The orange colour also serves as a means of demonstrating solidarity in eliminating all forms of violence and it is therefore used as the colour of the International Day for the Elimination of Violence against Women.
As part of the commemoration of 16 Days of Activism Against Gender-based Violence under the global themeOrange the World: Generation Equality Stands Against Rape for 2019, the Harare Magistrates Court joins a list of iconic buildings and monuments that have been lit in orange to call for a violence-free future.
The Rotten Row Magistrates Court represents the largest case load of rape a month that pass through the judicial system. By illuminating the court orange during the 16 Days of Activism, the Judicial Service Commission will send a message of its commitment to deliver timely and victim-friendly justice to cases of rape and other gender-based crimes.
Speaking at the event, UN Resident Coordinator, Ms. Maria Ribeiro said, “Without the courts following through with their legislated mandate of swift justice, by enforcing sentencing and ensuring access to the court systems especially for cases of rape and sexual violence, we shall continue to experience the unfortunate impact.”
This event will also mark the beginning of collaborative efforts between UN Women and the Harare Magistrates Court to display educative information on rape and gender-based crimes through the Court’s broadcasts on every 25th day of the month for the coming one year.
Spaces in which women feel safe are shrinking while gender- blind spots in policy implementation and legislation are threatening women’s security making them vulnerable to rape, assault and killing. The increase in cases of rape, assault and abuse of women has been reported in so many spaces and institutions that include churches, schools and workplaces. This therefore calls foraccelerated cooperation among different stakeholders.

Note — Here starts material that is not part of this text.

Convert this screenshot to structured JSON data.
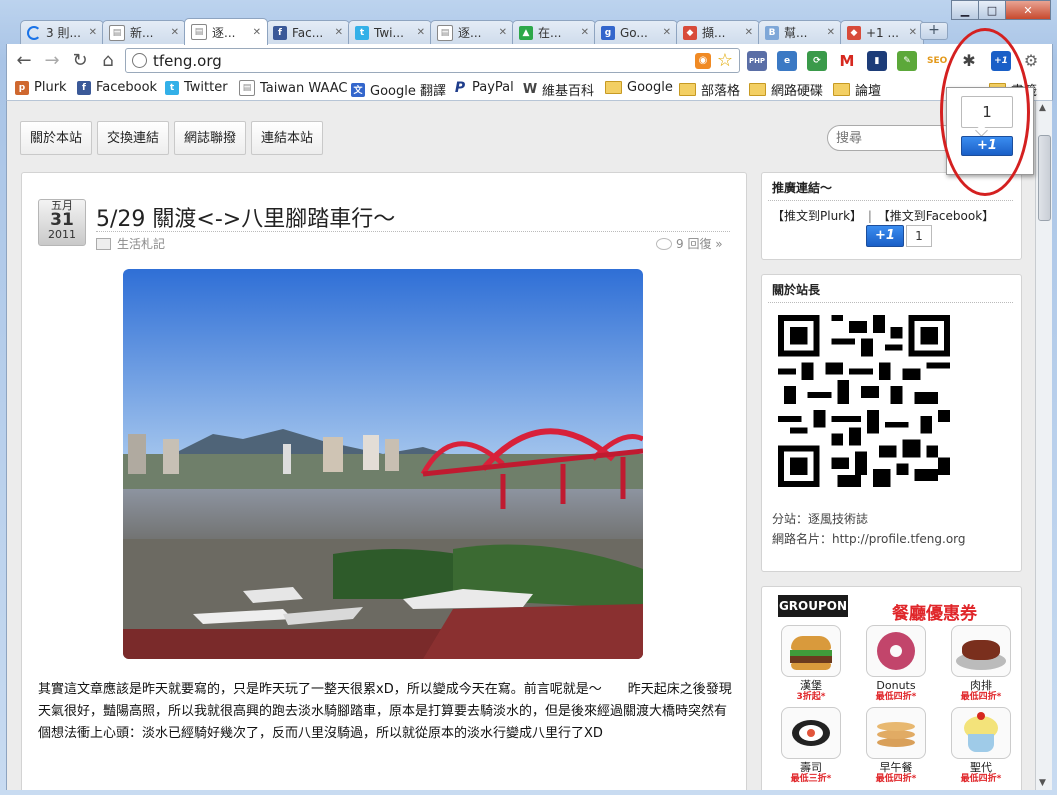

The commissioning of 16 Days at the Harare Magistrates Court is an intervention that falls under the joint EU-UN Spotlight Initiative programme in Zimbabwe, which is harnessing the financial commitment of the European Union to the tune of USD 34 million to eliminate all forms of violence against women and girls in 23 districts in the provinces of Mashonaland Central, Mashonaland West, Manicaland, Matabeleland South, and Harare.

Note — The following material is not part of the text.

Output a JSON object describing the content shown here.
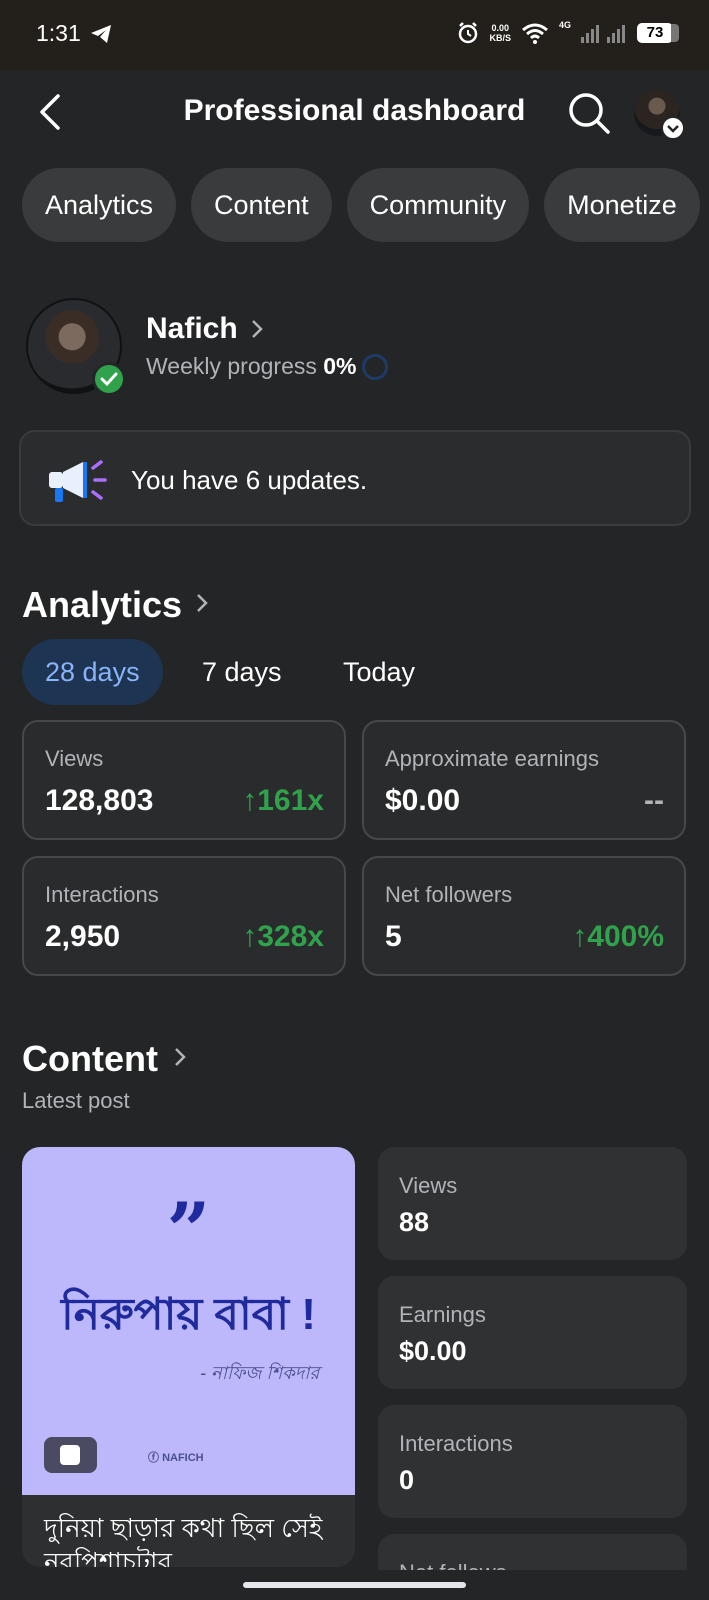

Speaking at the event EU Deputy Ambassador, Mr Thomas von Handel said,“Ending Sexual and Gender Based Violence and harmful practices is a joint responsibility. The EU joins the call to action to act swiftly and decisively act against rape and all other forms of violence against women and girls! We must put an end to all kinds of abuse to reach equality and peace and protect the human rights of millions of women and girls.”
The Spotlight Initiative is being implemented by the UN in partnership with the Ministry of Women Affairs, Community, Small and Medium Enterprises Development and civil society organisations. It endeavours to ensure that all women and girls benefit from adequate legislation and policies, gender responsive institutions, violence prevention programmes, essential services, comparable and reliable data, and strong women’s movements and civil society organisations.
16 Days of Activism against Gender-Based Violence is an annual international campaign that kicks off on 25 November, the International Day for the Elimination of Violence against Women, and runs until 10 December, Human Rights Day.
In support of this campaign, under the leadership of the UN Secretary-General, stakeholders across the world call for global action to increase awareness, galvanize advocacy efforts, and share knowledge and innovations.